Highlights
The November projections are based on market-implied paths for policy rates, which suggest a decline in the Bank Rate to around 3.5 percent by the end of the three-year forecast period, consistent with the August projections. The sterling effective exchange rate is projected to be 0.5 percent higher than in August but is expected to depreciate slightly over time due to anticipated interest rate differentials.
In terms of the real economy, the UK GDP growth is expected to rise to 1.75 percent in the near term, supported by fiscal stimulus and lower interest rates, but will slow in the medium term as fiscal tightening and external risks weigh on demand. Household spending is projected to follow a similar path, with uncertainties around the impact of higher taxes and geopolitical factors.

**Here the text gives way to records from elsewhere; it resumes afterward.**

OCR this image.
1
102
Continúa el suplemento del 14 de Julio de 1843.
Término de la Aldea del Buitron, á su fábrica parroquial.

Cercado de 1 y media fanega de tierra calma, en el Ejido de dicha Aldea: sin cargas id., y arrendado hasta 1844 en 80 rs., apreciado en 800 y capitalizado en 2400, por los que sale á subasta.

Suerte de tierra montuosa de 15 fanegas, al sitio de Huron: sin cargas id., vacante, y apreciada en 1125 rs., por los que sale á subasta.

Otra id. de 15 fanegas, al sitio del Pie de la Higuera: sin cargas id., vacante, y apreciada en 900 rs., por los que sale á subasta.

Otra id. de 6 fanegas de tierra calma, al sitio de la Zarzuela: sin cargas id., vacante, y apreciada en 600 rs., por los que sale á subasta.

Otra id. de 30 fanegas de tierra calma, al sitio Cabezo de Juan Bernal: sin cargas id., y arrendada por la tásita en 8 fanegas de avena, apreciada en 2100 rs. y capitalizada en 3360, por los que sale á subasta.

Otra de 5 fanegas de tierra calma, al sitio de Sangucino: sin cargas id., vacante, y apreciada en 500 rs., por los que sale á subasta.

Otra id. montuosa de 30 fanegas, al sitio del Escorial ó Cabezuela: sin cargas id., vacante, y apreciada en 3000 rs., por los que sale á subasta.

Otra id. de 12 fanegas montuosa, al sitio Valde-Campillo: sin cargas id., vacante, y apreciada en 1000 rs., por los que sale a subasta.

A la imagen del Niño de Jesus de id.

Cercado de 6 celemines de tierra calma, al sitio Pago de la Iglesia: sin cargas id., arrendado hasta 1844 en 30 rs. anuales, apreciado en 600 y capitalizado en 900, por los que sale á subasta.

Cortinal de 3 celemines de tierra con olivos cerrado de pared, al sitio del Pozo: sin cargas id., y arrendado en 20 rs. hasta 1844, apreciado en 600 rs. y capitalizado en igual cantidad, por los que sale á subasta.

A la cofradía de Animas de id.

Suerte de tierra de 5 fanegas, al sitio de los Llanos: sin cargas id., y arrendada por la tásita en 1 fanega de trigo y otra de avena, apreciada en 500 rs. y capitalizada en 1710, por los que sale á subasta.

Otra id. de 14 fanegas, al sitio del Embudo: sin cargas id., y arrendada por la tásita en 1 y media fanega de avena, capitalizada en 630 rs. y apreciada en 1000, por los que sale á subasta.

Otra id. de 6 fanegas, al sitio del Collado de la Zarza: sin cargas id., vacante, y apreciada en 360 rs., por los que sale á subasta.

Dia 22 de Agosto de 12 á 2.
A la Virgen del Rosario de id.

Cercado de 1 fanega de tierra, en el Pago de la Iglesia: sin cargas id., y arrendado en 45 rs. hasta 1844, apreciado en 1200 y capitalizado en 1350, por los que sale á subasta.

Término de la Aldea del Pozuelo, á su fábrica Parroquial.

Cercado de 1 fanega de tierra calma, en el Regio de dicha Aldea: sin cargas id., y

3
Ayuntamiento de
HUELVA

CPI inflation in the UK is expected to rise to 2.5 percent by year-end due to base effects but should return to the 2 percent target in the medium term as domestic pressures ease and economic slack emerges. However, the Autumn Budget 2024 will temporarily boost inflation by 0.5 percentage points, while geopolitical and commodity price risks could add external inflationary pressures.
The MPC evaluates three potential scenarios for inflation persistence: rapid normalisation, the necessity for economic flexibility, or structural changes in wage and price setting. Their current projections, which are based on the second scenario, indicate that inflation will return to the 2 percent objective in the medium term, bolstered by emergent economic slack. Nevertheless, a measured policy approach is necessary to mitigate the dangers of inflation persistence.
The Autumn Budget 2024 is expected to increase GDP by 0.75 percent and CPI inflation by 0.5 percentage points at its apex, thereby complicating inflation management. Domestic inflationary pressures are anticipated to persist as the effects of energy prices diminish, driving CPI inflation to 2.75 percent by mid-2025 before tapering back to the target.